Widen the generic Layer 2 whole-contract preservation theorem from the current SupportedSpec fragment to the full CompilationModel language surface, so that every construct expressible through the verity_contract macro is covered by the generic compile-preservation proof — no unsupported-surface exclusions remain.

Background

The generic whole-contract theorem (compile_preserves_semantics in Contract.lean) is currently proved only for the SupportedSpec fragment. Six independent exclusion surfaces gate what enters the theorem:

Surface Gate function What it excludes
Core stmtTouchesUnsupportedCoreSurface Complex expression forms: mapping, mappingWord, mappingPackedWord, mapping2, mappingChain, structMember, keccak256, call/staticcall/delegatecall, returndataSize, extcodesize, returndataOptionalBoolAt, externalCall, internalCall, arrayLength, arrayElement, storageArrayLength, storageArrayElement, dynamicBytesEq, constructorArg
State stmtTouchesUnsupportedStateSurface Storage-rich forms: storage, storageAddr, all mapping* reads, structMember* reads, storageArray* reads, setMapping*, setStructMember*, storageArrayPush/storageArrayPop/setStorageArrayElement
Calls stmtTouchesUnsupportedCallSurface internalCall, internalCallAssign, externalCallBind, ecm, calldatacopy, returndataCopy, revertReturndata, mappingChain
Helpers stmtTouchesUnsupportedHelperSurface internalCall, internalCallAssign, mappingChain in certain positions
Effects stmtTouchesUnsupportedEffectSurface requireError, revertError, returnValues, returnArray, returnBytes, returnStorageWords, emit, rawLog, externalCallBind, ecm
Foreign stmtTouchesUnsupportedForeignSurface externalCallBind, ecm, mappingChain
Low-level stmtTouchesUnsupportedLowLevelSurface calldatacopy, returndataCopy, revertReturndata, low-level call/staticcall/delegatecall in expressions

Each surface represents a family of CompilationModel constructs that compile and execute correctly (tested by differential and property tests) but lack formal compile-preservation proofs. The task is to prove preservation for each family and thread the proof through the generic theorem.

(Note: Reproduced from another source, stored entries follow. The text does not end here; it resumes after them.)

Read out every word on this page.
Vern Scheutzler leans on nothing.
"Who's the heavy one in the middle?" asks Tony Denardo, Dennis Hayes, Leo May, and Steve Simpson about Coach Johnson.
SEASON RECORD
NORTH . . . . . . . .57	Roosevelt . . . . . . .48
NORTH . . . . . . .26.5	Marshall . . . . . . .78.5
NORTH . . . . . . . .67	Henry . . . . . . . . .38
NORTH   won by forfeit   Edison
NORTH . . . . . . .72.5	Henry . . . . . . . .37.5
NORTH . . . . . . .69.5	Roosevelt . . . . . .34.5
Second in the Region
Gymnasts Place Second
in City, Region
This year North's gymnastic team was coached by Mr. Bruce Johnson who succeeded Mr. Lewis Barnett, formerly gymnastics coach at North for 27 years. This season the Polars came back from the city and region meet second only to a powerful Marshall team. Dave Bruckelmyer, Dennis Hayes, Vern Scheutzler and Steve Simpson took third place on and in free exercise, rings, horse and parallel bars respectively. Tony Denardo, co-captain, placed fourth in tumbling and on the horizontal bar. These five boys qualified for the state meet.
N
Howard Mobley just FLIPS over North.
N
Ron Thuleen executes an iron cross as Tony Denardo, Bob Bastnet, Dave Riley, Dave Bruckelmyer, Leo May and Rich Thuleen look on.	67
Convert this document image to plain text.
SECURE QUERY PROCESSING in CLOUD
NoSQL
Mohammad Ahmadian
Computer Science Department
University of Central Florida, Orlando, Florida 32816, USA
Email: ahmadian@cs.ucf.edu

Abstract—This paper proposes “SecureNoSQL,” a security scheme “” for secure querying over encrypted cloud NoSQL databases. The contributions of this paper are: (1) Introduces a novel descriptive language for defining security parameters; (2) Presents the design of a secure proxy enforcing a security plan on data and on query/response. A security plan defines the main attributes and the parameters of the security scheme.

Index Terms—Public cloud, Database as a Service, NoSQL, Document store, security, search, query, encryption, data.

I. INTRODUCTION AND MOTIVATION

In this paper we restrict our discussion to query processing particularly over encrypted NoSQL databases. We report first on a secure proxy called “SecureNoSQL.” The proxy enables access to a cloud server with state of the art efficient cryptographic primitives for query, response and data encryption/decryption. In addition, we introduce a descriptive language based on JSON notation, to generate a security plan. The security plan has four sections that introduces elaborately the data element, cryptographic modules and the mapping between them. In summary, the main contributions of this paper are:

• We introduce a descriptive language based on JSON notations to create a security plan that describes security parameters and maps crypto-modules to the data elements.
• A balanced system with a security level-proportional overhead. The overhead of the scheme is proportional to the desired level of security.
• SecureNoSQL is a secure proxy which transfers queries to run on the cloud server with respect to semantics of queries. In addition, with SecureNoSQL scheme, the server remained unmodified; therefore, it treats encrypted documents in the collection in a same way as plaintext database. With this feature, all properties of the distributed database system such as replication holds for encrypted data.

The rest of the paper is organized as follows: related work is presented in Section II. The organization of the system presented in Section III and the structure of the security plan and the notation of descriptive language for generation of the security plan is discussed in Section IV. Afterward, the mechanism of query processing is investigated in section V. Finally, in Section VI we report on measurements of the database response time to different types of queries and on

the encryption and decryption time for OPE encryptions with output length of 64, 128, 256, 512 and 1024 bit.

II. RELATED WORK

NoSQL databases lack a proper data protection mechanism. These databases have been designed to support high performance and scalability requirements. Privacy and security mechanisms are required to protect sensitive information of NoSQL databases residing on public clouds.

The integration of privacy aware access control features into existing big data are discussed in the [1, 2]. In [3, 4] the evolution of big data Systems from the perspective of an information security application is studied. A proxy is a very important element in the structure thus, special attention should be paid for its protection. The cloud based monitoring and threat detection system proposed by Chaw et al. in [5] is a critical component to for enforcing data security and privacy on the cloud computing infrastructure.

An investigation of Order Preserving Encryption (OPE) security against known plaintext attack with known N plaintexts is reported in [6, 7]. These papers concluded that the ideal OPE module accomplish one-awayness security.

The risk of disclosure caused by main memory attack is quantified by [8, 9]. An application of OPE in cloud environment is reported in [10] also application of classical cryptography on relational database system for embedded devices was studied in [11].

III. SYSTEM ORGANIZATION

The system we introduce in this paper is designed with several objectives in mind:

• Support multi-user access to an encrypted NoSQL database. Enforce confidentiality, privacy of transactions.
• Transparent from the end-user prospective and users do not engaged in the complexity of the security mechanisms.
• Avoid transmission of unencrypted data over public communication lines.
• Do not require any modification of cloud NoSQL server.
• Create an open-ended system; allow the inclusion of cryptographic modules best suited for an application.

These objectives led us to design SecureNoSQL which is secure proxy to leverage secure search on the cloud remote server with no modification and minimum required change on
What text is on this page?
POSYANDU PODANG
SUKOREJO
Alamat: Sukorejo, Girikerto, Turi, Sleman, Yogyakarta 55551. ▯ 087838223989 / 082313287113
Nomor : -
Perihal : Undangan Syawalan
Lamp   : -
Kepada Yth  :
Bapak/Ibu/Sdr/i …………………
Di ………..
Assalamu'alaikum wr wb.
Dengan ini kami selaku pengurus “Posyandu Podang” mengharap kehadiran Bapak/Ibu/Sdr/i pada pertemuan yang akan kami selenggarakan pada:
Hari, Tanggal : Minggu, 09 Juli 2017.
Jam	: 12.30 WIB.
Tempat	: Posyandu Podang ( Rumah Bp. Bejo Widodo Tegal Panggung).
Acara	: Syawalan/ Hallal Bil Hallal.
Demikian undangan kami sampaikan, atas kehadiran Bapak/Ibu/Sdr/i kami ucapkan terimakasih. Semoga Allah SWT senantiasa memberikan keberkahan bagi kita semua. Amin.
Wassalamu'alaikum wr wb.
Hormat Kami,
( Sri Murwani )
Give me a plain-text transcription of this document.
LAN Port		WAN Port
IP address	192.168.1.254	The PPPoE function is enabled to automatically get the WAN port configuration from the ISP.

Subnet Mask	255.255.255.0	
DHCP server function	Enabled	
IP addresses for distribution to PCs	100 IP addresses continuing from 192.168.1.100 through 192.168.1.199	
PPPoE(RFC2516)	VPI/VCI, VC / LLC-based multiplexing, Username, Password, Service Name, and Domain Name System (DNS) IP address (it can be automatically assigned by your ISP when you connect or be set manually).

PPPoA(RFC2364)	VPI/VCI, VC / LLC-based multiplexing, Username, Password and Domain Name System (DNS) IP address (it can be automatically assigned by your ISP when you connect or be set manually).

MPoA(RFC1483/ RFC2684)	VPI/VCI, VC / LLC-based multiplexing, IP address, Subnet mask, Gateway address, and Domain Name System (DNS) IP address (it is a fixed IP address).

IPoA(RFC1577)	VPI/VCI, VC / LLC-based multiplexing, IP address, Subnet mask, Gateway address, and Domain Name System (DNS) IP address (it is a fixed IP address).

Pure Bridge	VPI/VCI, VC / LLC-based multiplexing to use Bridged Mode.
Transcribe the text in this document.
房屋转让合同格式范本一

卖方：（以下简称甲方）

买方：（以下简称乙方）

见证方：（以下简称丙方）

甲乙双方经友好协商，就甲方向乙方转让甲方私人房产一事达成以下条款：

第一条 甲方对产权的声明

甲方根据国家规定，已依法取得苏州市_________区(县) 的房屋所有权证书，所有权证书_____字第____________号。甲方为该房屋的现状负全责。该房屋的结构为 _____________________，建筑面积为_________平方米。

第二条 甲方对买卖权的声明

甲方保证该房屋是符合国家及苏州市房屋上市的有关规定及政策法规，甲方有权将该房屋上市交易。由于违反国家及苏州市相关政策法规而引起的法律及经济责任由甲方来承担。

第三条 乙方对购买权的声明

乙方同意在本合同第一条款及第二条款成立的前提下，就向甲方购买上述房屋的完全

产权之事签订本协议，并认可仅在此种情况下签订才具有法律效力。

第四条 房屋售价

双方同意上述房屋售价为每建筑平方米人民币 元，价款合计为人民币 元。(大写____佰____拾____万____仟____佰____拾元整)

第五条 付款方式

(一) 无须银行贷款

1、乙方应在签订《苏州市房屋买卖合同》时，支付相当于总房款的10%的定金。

What's Already in the Proven Fragment

The current proven fragment covers:

Expressions (proven in generic induction core)

  • Literals, parameters, local variables
  • Arithmetic: add, sub, mul, div, mod, sdiv, smod
  • Comparison: eq, lt, gt, le, ge, slt, sgt
  • Bitwise: bitAnd, bitOr, bitXor, bitNot, shl, shr, sar, signextend
  • Logic: logicalAnd, logicalOr, logicalNot
  • Higher-level: min, max, ceilDiv, ite, wMulDown, wDivUp, mulDivDown, mulDivUp
  • Environment: caller, contractAddress, chainid, msgValue, blockTimestamp, blockNumber, blobbasefee, calldatasize
  • Memory: mload, tload, calldataload

Statements (proven in generic induction core)

  • letVar, assignVar
  • setStorage (simple slot write)
  • setStorageAddr
  • require (with string message)
  • return (single value)
  • mstore, tstore
  • stop
  • ite (if/else branching — recursive into both branches)
  • forEach (bounded loops — recursive into body)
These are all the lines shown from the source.